Reuchlin und Luther treten an
Obwohl der Kulturwissenschaftler sich bestens auskennt mit Poetry Slams, obwohl er im Kupferdächle schon unzählige von ihnen moderiert hat, ist die Veranstaltung am Samstagabend auch für ihn eine „Weltpremiere“ gewesen. Denn als die Sonne hinter dem Horizont versunken ist, startet im Nagoldbad der Wettstreit zwischen lebenden und toten Dichtern. Zu letzteren gehört im Reuchlin-Jahr natürlich auch der 1455 in Pforzheim geborene Humanist, der von Lisa Sauther dargestellt wird und sich im Nagoldbad über seinen pflichtvergessenen Bruder ärgert. Nicht nur Sauther hat sich ein historisches Ge-wand angezogen, sondern auch Udo Wagner, der Sebastian Brant verkörpert, der einst mit seinem „Narrenschiff“ der frühneuzeitlichen Gesellschaft den Spiegel vorhielt. Als Hans Sachs trägt Ellen Kunze einen Schwank über einen schlauen Mönch vor und Petra Bösl als Martin Luther dessen Übersetzung des Hohelieds.
Die Neuzeitlichen siegen
Am Ende müssen sich die historischen Dichter in der schwimmenden Arena allerdings den neuzeitlichen Wortakrobaten geschlagen geben, deren Texte auch Raum für philosophisch-poetische Betrachtungen bieten, nur eben über andere Themen. Etwa über das Glück, das der Verzehr von Freibad-Pommes auslöst. Pommes, die laut Fabian Seiler immer ein bisschen zu salzig, zu fettig und zu lätschig sind, die man in einer weißen Pappschale und mit einer Holzgabel isst, am besten mit Ketchup und Mayonnaise. Laut nachdenken kann auch Julie Kerdellant – und zwar darüber, wie es wäre, alt zu sein, große silberne Ringe zu tragen, „Obstgarten“ zu essen und „Punica“ zu trinken, im Park Boule zu spielen, über die Jugend zu schimpfen, sich im Laden lauthals über den Preis aufzuregen und den Kopf zu schütteln, wenn Kinder über Tablets wischen.
Marina Sigl erzählt dagegen vom Reisen mit wenig Geld, ohne Hunderter von der reichen Oma, aber dafür mit Ferienjobs. Und Jonas Pan hat eine „Geschichte von Christ-baumkugeln und dem Zug an den Eiern“ auf Lager, in der es nicht nur um einen Arztbesuch, sondern auch um das geht, was Mann zwischen den Beinen hängen hat. Eine humorvolle Geschichte, für die Pan genauso wie die übrigen Teilnehmer viel Applaus erhält.

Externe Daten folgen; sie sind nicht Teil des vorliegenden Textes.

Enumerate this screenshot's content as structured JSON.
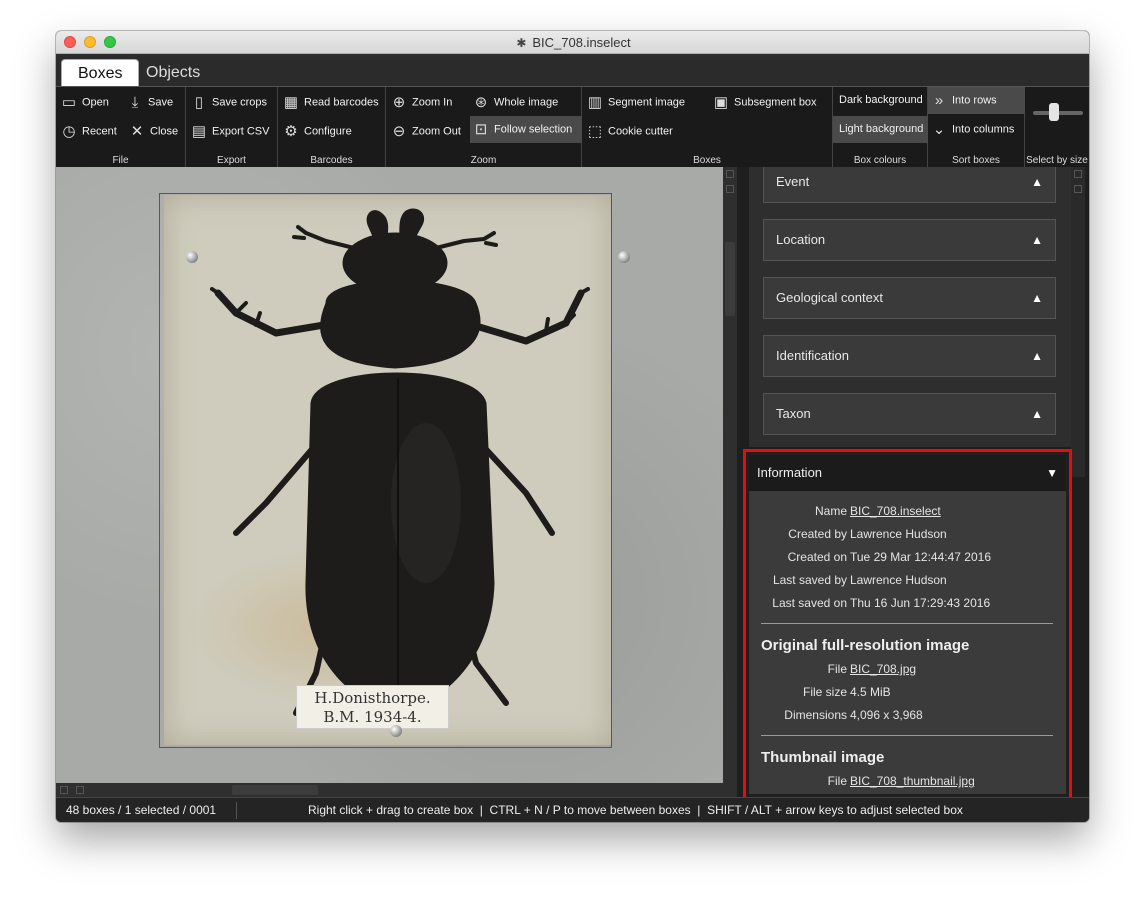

Der ist auch den Musikern Christian und Jascha sicher. Die beiden gehören zur Band
„Von Nebenan“ und haben selbst geschriebene Songs im Gepäck, die lässig vor sich hin fließen, entspannt und dennoch mitreißend sind. In den Texten der seit 2019 existieren-den Band geht es um alte Freunde, um ein Paket und um das Auto. Teilweise sind sie so kunstvoll geformt, so substanzreich und relevant, dass sie beim Poetry Swim auch in der Arena der Wortakrobaten hätten vorgetragen werden können.